腎機能、服薬、持病によって注意が必要な場合があります。
🟩 改善の基本
低栄養対策は、食事だけで完結しません。
大切なのは、
-
🍚 十分なエネルギーとタンパク質をとる
-
🦷 噛む力、飲み込む力を確認する
-
🪥 口腔ケアを行う
-
🩺 胃腸や慢性疾患を整える
-
🚶 筋力を落とさないように運動する
-
🥛 必要に応じて栄養補助食品を使う
-
🤝 管理栄養士や介護職と連携する
ことです。
特に高齢者では、
栄養+運動+社会的支援
を組み合わせることが重要です。
🌈 まとめ
低栄養は、単に「やせている」ことではありません。
体重が普通でも、筋肉が減り、免疫や骨、脳、内臓の働きが弱っていることがあります。
低栄養は、
全身の機能低下につながる連鎖的な病態です。
早めに気づき、
食事・運動・疾患管理・社会的支援を組み合わせることで、
-
フレイル予防
-
転倒予防
-
感染予防
-
健康寿命の延伸
につながります。
⚠️ 免責事項
本記事は一般的な医学情報の提供を目的としたものであり、診断や治療の代わりになるものではありません。

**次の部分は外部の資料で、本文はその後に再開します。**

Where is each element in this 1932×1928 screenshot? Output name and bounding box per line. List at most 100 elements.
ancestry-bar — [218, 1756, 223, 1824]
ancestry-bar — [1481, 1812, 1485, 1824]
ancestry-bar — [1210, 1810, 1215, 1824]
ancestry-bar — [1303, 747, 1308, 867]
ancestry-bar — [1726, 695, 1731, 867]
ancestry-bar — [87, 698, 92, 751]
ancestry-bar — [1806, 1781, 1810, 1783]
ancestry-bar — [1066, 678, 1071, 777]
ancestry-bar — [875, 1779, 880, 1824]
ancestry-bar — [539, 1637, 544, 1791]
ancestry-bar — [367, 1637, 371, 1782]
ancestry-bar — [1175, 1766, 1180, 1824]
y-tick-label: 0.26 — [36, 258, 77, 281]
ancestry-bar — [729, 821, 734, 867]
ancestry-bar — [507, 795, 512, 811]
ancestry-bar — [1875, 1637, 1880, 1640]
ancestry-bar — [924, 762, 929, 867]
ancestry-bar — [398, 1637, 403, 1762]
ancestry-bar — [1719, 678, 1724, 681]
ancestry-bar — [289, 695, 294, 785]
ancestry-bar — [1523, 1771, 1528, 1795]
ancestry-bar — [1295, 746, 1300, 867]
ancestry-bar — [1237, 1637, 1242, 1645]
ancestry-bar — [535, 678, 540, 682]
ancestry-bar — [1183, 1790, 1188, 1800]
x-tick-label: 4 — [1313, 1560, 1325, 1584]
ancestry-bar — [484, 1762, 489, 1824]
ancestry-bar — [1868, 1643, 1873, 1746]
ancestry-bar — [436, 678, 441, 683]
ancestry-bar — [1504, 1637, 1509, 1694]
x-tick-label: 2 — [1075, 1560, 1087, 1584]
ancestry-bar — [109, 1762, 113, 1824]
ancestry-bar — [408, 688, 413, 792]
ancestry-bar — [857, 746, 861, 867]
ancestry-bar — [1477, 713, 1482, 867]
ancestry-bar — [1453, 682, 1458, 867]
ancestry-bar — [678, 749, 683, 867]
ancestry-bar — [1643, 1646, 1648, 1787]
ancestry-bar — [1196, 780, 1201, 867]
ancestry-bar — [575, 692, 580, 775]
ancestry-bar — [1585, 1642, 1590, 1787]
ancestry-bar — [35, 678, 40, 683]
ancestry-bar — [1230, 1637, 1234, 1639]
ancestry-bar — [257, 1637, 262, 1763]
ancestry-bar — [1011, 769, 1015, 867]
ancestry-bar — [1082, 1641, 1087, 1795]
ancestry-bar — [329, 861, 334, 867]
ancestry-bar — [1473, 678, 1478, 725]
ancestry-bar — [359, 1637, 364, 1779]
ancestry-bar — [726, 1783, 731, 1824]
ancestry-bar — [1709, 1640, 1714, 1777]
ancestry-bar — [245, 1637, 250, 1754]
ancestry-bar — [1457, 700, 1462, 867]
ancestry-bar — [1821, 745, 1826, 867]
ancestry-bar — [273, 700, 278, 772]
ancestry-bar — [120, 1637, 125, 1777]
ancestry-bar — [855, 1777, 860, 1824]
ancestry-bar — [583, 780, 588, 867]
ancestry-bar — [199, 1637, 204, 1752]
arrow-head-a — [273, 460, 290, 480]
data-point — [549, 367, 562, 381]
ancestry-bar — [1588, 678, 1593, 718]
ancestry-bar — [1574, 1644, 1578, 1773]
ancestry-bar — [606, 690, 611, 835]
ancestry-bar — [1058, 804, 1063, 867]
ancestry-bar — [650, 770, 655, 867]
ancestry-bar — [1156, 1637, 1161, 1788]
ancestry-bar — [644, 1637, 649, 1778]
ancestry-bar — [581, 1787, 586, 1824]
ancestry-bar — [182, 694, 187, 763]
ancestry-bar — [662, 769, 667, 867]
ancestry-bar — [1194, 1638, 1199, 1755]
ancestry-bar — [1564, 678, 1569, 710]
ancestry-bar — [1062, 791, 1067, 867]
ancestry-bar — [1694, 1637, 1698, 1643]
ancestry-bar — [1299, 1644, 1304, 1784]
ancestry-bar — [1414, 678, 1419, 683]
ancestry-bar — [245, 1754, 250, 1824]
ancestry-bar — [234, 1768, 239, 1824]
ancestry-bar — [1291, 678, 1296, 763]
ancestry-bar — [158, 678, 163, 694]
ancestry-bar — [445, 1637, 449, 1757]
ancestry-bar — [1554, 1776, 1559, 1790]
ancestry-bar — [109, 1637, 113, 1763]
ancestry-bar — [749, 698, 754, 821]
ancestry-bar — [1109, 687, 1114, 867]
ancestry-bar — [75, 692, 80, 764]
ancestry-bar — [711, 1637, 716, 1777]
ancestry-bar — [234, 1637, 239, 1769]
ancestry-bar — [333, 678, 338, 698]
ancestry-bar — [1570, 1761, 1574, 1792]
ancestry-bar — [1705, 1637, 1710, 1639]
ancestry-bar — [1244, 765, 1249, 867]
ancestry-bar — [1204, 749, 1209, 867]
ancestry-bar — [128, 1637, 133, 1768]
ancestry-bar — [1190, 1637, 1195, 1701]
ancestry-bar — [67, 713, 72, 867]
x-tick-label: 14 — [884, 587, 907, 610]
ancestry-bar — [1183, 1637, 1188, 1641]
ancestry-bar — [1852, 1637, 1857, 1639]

体調不良、体重減少、食欲低下、ふらつき、転倒、認知機能低下などがある場合は、医療機関にご相談ください。
栄養補助食品やサプリメントの使用についても、持病や服薬状況により注意が必要な場合があります。医師や管理栄養士に相談しながら行うことをおすすめします。